Improved Delayed Detached Eddy Simulation with Reynolds-Stress Background Modeling

TL;DR

This paper introduces a new hybrid turbulence modeling approach combining Reynolds-stress closures with LES techniques, validated through channel flow and boundary layer simulations, aiming for improved accuracy in turbulent flow predictions.

Contribution

A novel hybrid model integrating Reynolds-stress background modeling with LES, enhancing turbulence simulation accuracy across different flow regimes.

Findings

Hybrid model improves turbulence dissipation in LES regions.

Validation shows good agreement with experimental data.

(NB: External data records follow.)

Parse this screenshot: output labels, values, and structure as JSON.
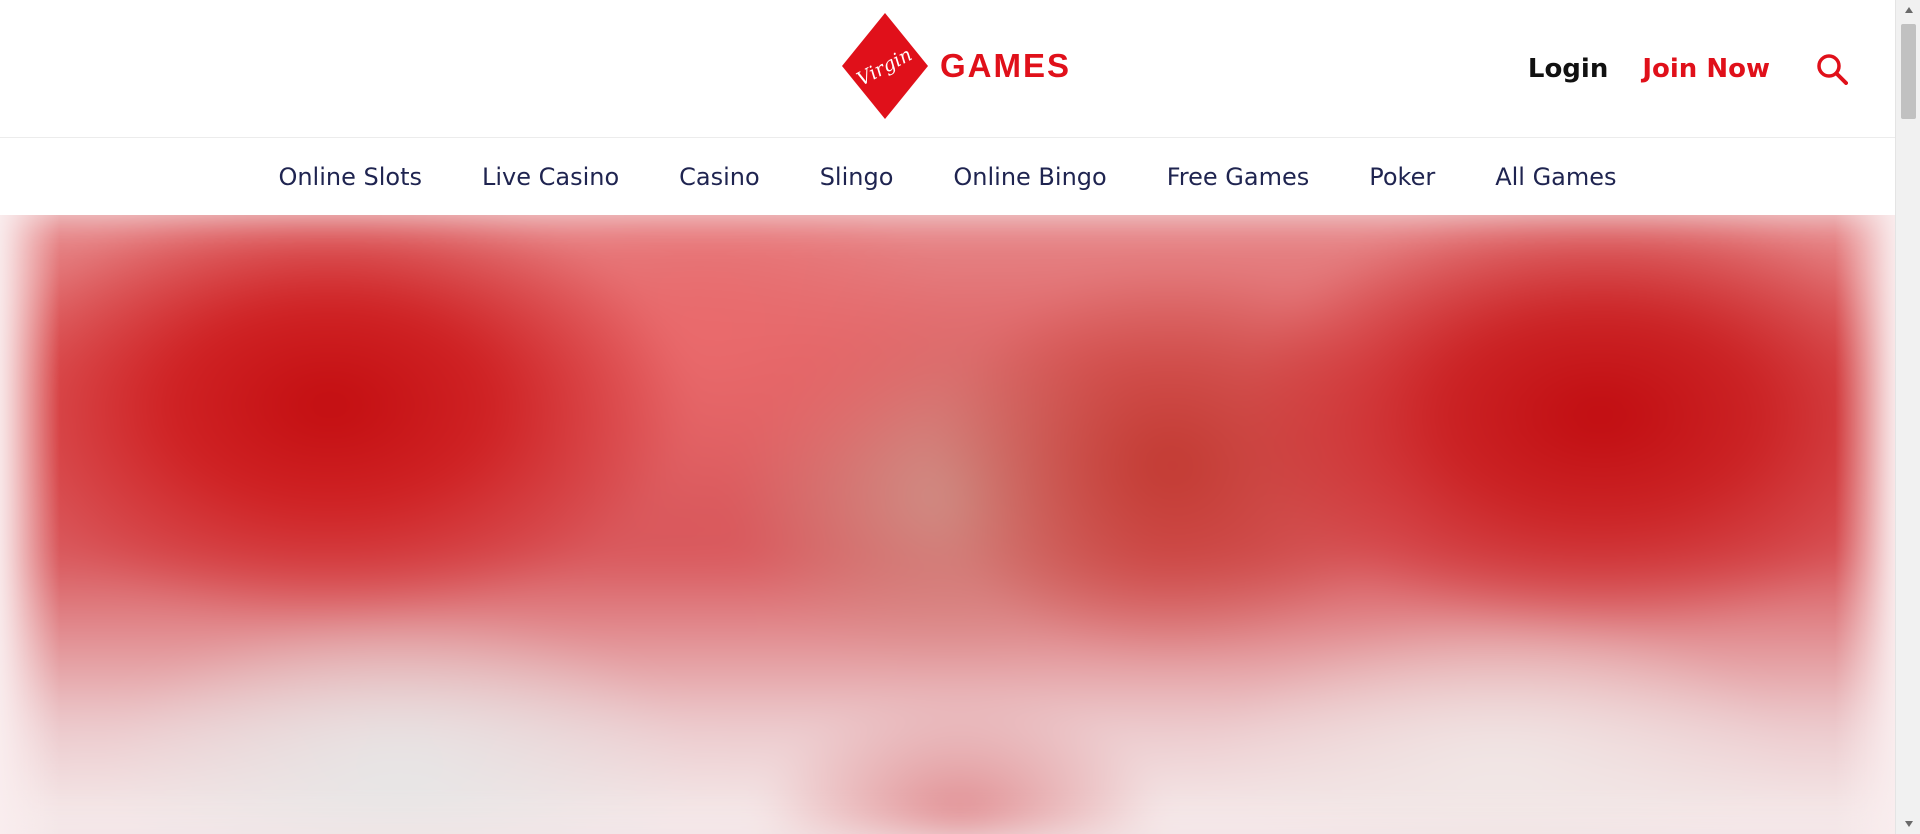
{
  "header": {
    "logo": {
      "script_text": "Virgin",
      "wordmark": "GAMES",
      "icon": "virgin-diamond-logo"
    },
    "auth": {
      "login_label": "Login",
      "join_label": "Join Now"
    },
    "search_icon": "search-icon"
  },
  "nav": {
    "items": [
      {
        "label": "Online Slots"
      },
      {
        "label": "Live Casino"
      },
      {
        "label": "Casino"
      },
      {
        "label": "Slingo"
      },
      {
        "label": "Online Bingo"
      },
      {
        "label": "Free Games"
      },
      {
        "label": "Poker"
      },
      {
        "label": "All Games"
      }
    ]
  },
  "hero": {
    "state": "blurred-banner-image"
  },
  "colors": {
    "brand_red": "#e0101a",
    "nav_text": "#1f2450",
    "login_text": "#111111"
  },
  "scrollbar": {
    "up_icon": "scroll-up-arrow-icon",
    "down_icon": "scroll-down-arrow-icon"
  }
}
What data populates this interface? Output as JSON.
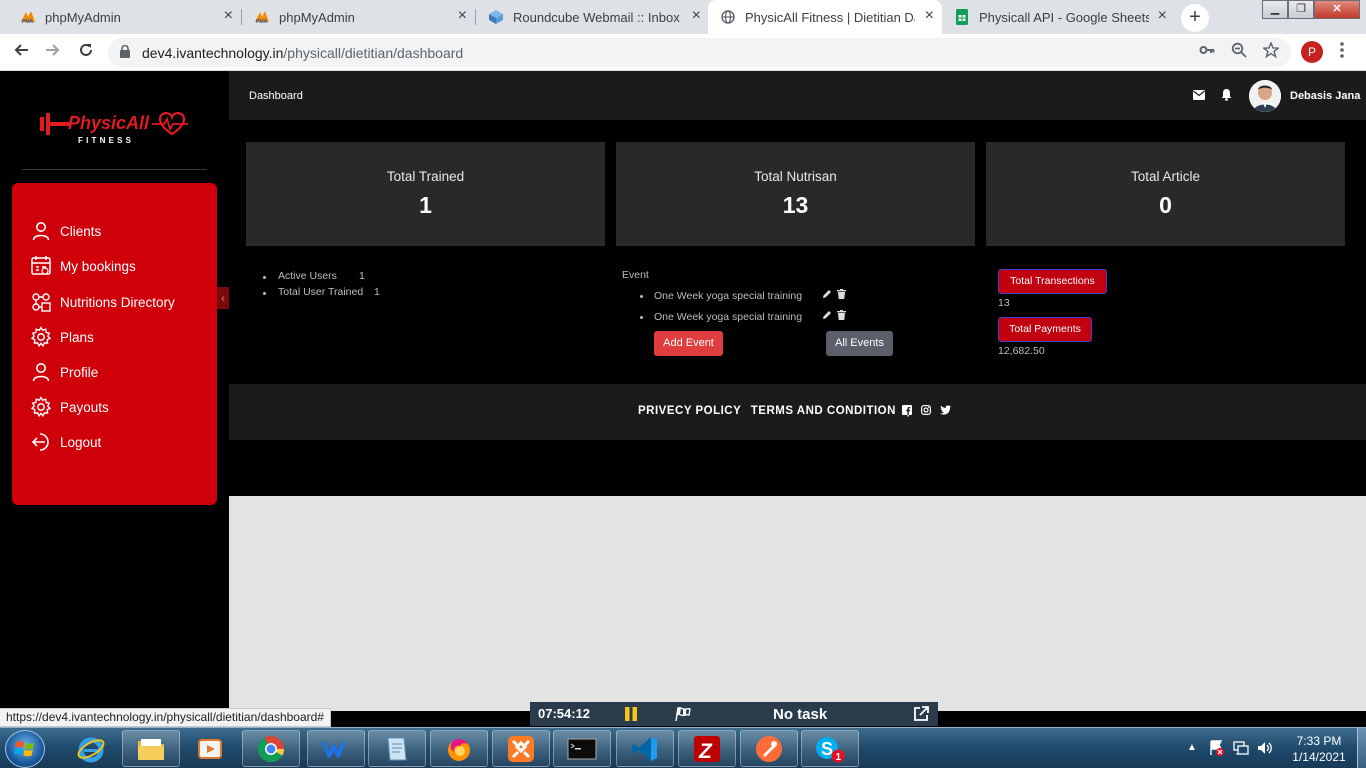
{
  "browser": {
    "tabs": [
      {
        "title": "phpMyAdmin",
        "favicon": "pma-icon",
        "active": false
      },
      {
        "title": "phpMyAdmin",
        "favicon": "pma-icon",
        "active": false
      },
      {
        "title": "Roundcube Webmail :: Inbox",
        "favicon": "roundcube-icon",
        "active": false
      },
      {
        "title": "PhysicAll Fitness | Dietitian Dash",
        "favicon": "globe-icon",
        "active": true
      },
      {
        "title": "Physicall API - Google Sheets",
        "favicon": "sheets-icon",
        "active": false
      }
    ],
    "url_host": "dev4.ivantechnology.in",
    "url_path": "/physicall/dietitian/dashboard",
    "profile_initial": "P",
    "status_url": "https://dev4.ivantechnology.in/physicall/dietitian/dashboard#"
  },
  "app": {
    "logo_text": "PhysicAll",
    "logo_sub": "FITNESS",
    "menu": [
      {
        "label": "Clients",
        "icon": "user-icon"
      },
      {
        "label": "My bookings",
        "icon": "bookings-icon"
      },
      {
        "label": "Nutritions Directory",
        "icon": "directory-icon"
      },
      {
        "label": "Plans",
        "icon": "gear-icon"
      },
      {
        "label": "Profile",
        "icon": "user-icon"
      },
      {
        "label": "Payouts",
        "icon": "gear-icon"
      },
      {
        "label": "Logout",
        "icon": "logout-icon"
      }
    ],
    "topbar": {
      "title": "Dashboard",
      "user_name": "Debasis Jana"
    },
    "cards": [
      {
        "title": "Total Trained",
        "value": "1"
      },
      {
        "title": "Total Nutrisan",
        "value": "13"
      },
      {
        "title": "Total Article",
        "value": "0"
      }
    ],
    "stats": [
      {
        "label": "Active Users",
        "value": "1"
      },
      {
        "label": "Total User Trained",
        "value": "1"
      }
    ],
    "events": {
      "heading": "Event",
      "items": [
        "One Week yoga special training",
        "One Week yoga special training"
      ],
      "add_label": "Add Event",
      "all_label": "All Events"
    },
    "totals": [
      {
        "label": "Total Transections",
        "value": "13"
      },
      {
        "label": "Total Payments",
        "value": "12,682.50"
      }
    ],
    "footer": {
      "privacy": "PRIVECY POLICY",
      "terms": "TERMS AND CONDITION",
      "sep": "|"
    },
    "colors": {
      "brand_red": "#d0000b",
      "dark": "#1c1a1a",
      "card": "#2b2829",
      "add_btn": "#e03e3e",
      "all_btn": "#5b5e6b"
    }
  },
  "timer": {
    "time": "07:54:12",
    "task": "No task"
  },
  "taskbar": {
    "apps": [
      "ie-icon",
      "explorer-icon",
      "media-icon",
      "chrome-icon",
      "wps-icon",
      "notepad-icon",
      "firefox-dev-icon",
      "xampp-icon",
      "cmd-icon",
      "vscode-icon",
      "filezilla-icon",
      "postman-icon",
      "skype-icon"
    ],
    "skype_badge": "1",
    "time": "7:33 PM",
    "date": "1/14/2021"
  }
}
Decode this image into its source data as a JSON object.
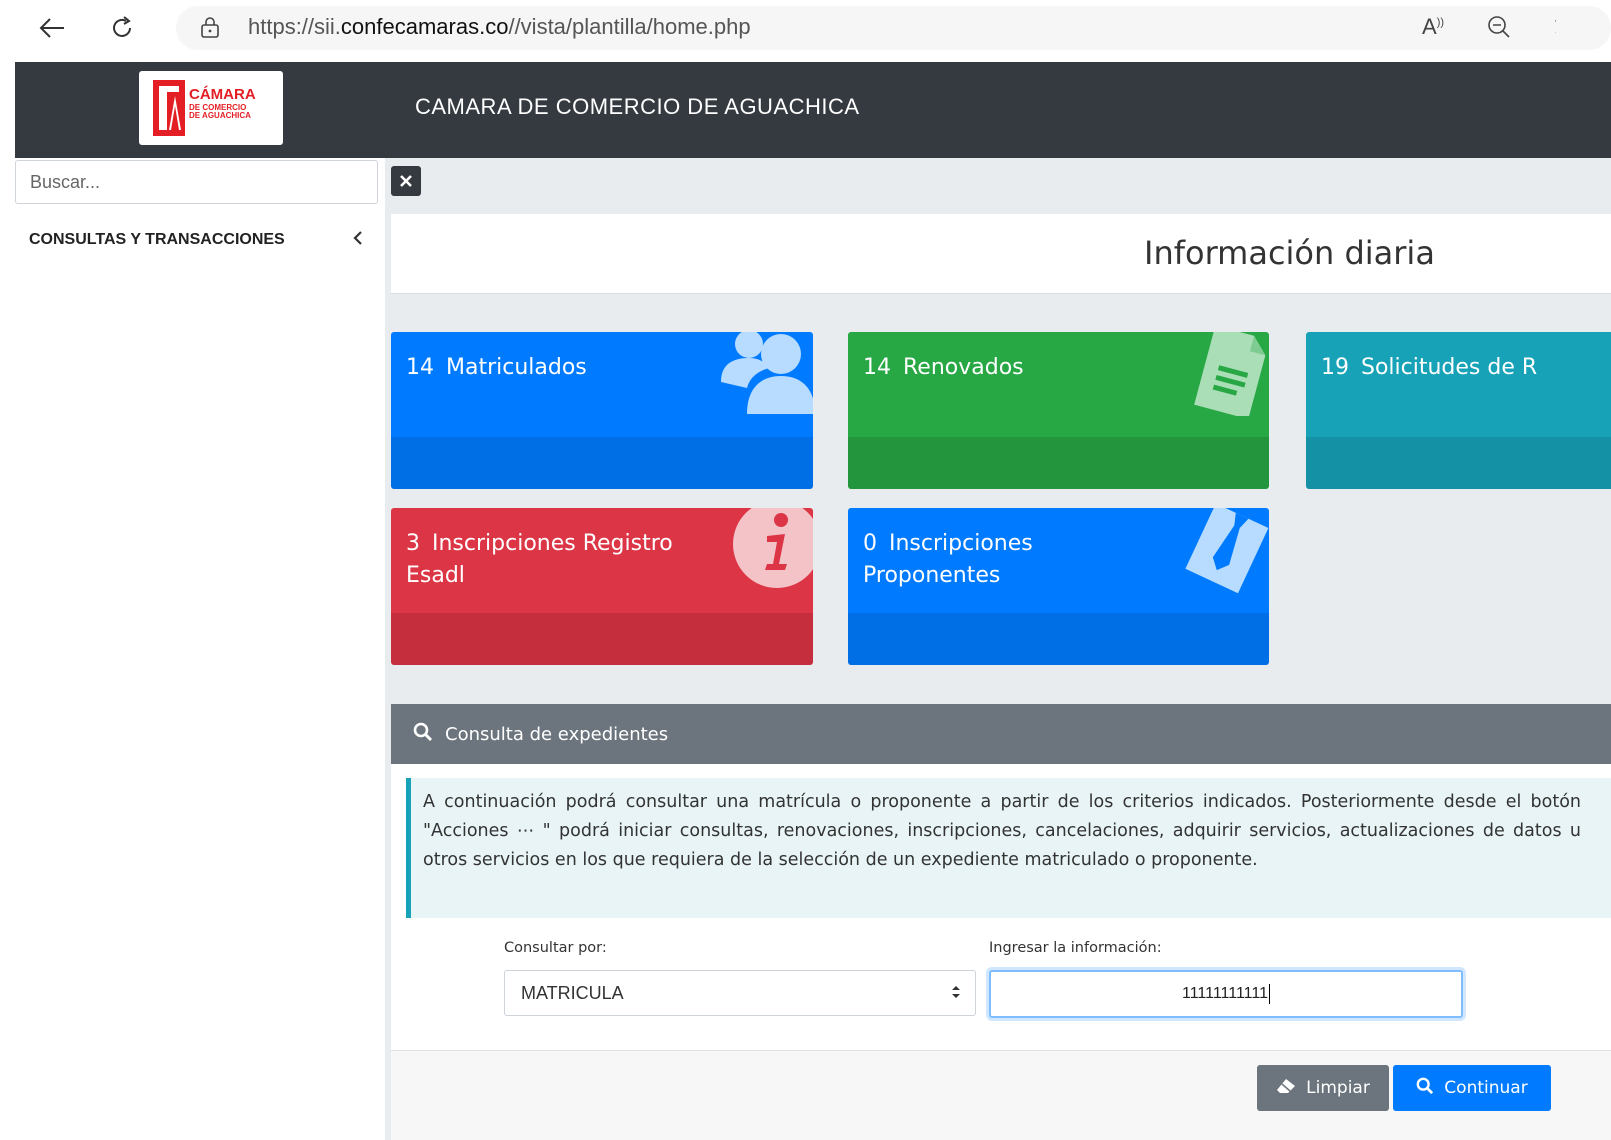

Initial sensitivity analysis reveals potential issues with synthetic turbulence.

Abstract

A novel variant of Improved Delayed Detached-Eddy Simulation based on a differential Reynolds-stress background model is presented. The approach aims to combine the advantages of anisotropy-resolving Reynolds-stress closures in the modelled RANS regions with consistent LES and wall-modelled LES behaviour in the resolved flow regions. In computations of decaying isotropic turbulence with a low-dissipative flow solver it is shown that a straightforward hybridised Reynolds-stress model provides insufficient turbulent dissipation as sub-grid closure in the LES regions and is therefore locally replaced by scalar viscosity modelling. Simulations of periodic channel flows at different Reynolds numbers and grid resolutions are used to calibrate and validate the wall-modelled LES branch of the new model. A final application in embedded wall-modelled LES of a flat-plate boundary layer is widely consistent with results using the SST-RANS background model, but shows some deviations from the Coles-Fernholz skin-friction correlation. In this regard, initial sensitivity studies indicate possible adverse effects due to the synthetic-turbulence approach used in these simulations.